Коростовец записал в дневнике, что газеты, обсуждавшие на следующий день прием Витте еврейских банкиров, приписывали ему «выдающуюся роль в разрешении еврейского вопроса» и сообщали, что банкиры были очень довольны беседой[40].
Б.А. Романов считал, что описанная встреча входила в программу подготовки изоляции Японии[41]. Действительно, в телеграмме Ламздорфу Витте оценивал приехавших к нему финансистов как людей, существенно влияющих на американское общественное мнение, владеющих громадными капиталами и оказывающих финансовую помощь Японии. В заключение Витте писал, что, по мнению Розена, беседа «не может не тревожить японцев, так как бывшие у меня лица являются банкирами Японии»[42].
Давыдов считал, что попытка Витте договориться с Шиффом обусловила отказ американцев в новом займе Японии, исчерпавшей к этому времени все свои средства, что отчасти обеспечило успех мирных переговоров[43]. Уместно привести оценку заключения мирного договора известным немецким финансистом К.Т. Гельферихом в его книге «Деньги в русско-японской войне» как блестящей победы Витте, «которой тщетно добивалась Россия на полях сражений»[44].
Несмотря на якобы положительную оценку группой Шиффа беседы с Витте, ее реальные результаты были незначительны. Так, финансовый агент в Лондоне, путейский инженер М.В. Рутковский в телеграмме Коковцову 1(14) сентября сообщал, что Шифф советовал английским банкирам-евреям принять участие в займе только при условии предоставления равноправия российским евреям. Глава еврейского финансового мира в Англии лорд Ротшильд «держится, по-видимому, того же мнения...»[45].
В отличие от группы Шиффа, соперничающие с ней банки иначе относились к кредитованию России. При этом инициативу проявляла американская сторона. 18(31) августа к Витте уже в Портсмут вновь приехал Вандерлип. Витте в тот же день в телеграмме Коковцовуписал, что Вандерлип говорил о займе после заключения мира с Японией. И далее Витте предлагал: «Если считаете желательным, могу заняться главными основаниями»[46], на что Коковцов на следующий день попросил Витте «обсудить общие и главные основания займа в Америке»[47]. Однако результаты разговора Витте с Вандерлипом остались неизвестными.
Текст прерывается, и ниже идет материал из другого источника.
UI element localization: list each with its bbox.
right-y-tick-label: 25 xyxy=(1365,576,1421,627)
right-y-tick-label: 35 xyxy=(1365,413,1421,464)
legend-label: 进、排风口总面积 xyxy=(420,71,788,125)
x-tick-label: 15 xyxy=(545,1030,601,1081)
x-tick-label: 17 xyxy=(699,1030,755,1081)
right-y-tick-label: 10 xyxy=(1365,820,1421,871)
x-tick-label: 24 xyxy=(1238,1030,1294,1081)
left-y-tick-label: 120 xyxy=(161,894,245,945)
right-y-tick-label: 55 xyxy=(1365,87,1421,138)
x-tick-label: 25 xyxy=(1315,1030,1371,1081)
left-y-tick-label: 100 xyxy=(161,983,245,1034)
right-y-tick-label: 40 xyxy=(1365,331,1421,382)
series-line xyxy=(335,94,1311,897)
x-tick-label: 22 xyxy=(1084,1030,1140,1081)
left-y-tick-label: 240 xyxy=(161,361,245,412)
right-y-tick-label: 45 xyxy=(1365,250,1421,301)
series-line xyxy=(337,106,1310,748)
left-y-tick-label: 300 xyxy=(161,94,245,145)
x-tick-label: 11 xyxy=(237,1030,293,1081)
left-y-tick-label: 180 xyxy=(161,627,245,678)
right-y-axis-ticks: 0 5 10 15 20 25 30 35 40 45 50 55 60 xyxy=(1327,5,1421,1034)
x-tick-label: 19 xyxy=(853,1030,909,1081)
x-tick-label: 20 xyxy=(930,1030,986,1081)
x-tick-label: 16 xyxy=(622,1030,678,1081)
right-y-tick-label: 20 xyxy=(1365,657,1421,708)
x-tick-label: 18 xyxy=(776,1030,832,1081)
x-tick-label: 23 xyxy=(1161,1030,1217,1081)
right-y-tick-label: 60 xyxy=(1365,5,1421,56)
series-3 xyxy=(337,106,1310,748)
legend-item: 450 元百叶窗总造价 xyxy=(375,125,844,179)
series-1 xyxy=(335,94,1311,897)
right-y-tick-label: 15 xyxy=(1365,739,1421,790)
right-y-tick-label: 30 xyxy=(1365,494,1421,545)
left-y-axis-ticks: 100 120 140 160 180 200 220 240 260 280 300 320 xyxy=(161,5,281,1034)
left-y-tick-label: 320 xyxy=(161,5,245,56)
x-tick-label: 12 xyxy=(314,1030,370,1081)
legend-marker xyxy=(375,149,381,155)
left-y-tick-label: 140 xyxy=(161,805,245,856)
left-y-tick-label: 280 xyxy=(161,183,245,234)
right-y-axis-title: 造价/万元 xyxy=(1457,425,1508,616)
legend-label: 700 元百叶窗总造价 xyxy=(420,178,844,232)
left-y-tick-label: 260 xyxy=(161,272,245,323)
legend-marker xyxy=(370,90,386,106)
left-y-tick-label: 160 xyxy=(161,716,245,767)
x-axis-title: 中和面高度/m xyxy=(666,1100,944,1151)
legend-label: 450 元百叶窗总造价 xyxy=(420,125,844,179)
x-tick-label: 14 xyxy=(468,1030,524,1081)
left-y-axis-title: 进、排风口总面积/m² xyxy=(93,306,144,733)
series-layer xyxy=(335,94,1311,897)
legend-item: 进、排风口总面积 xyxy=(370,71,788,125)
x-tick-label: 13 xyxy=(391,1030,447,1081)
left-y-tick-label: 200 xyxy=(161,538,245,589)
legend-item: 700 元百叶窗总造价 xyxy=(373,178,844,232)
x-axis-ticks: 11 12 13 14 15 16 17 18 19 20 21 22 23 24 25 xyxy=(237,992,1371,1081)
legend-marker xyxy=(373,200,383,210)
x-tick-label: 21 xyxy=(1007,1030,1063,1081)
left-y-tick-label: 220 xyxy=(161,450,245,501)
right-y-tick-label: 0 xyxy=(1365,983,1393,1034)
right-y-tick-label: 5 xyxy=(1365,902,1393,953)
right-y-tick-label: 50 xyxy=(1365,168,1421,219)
23 августа (5 сентября) мир был заключен, и на следующий день российская делегация на Портсмутской конференции выехала в Нью-Йорк на поезде, предоставленном Морганом. 25 августа (7 сентября) он встретился с Витте на официальном обеде и пригласил его к себе на яхту, стоявшую в нью-йоркском порту. Встреча состоялась 27 августа (9 сентября). На ней были четверо: Витте и Морган говорили, Коростовец и Перкинс слушали. Морган сразу же спросил о сумме займа. Витте запросил 400 млн. долларов (миллиард рублей). Морган сказал, что американцы сначала должны привыкнуть к «русским бумагам», а пока заем должен быть международным; сам Морган возьмет на свою долю
50–100 млн. долларов. Основная мысль Моргана была такой: «при первой операции нужно дать специальные выгоды американскому рынку»[48].
Окончание беседы в различных источниках передано по-разному.
В телеграмме Витте Коковцову от 27 августа (9 сентября) указано, что Морган заявил: «...если пожелаем его участия, то он в отношении Америки никаких других банкиров не допускает»[49].
В «Воспоминаниях» Витте пишет, что Морган «настаивал, чтобы я не вел переговоры с другой группой, еврейской, во главе которой стоял Шифф. Я их и не вел»[50].
По описанию Коростовца, Морган не претендовал, чтобы переговоры о займе велись только через него, так как «в Нью-Йорке есть много больших банкирских домов». Витте возразил, что в России желают иметь дело именно с ним[51].
В упомянутой телеграмме Витте, оценивая Моргана, писал, что тот общепризнанная «самая солидная денежная сила в Америке, таковой признается в высших финансовых сферах Европы». Как достоинство Витте отмстил неучастие Моргана в предоставлении займов Японии во время войны[52].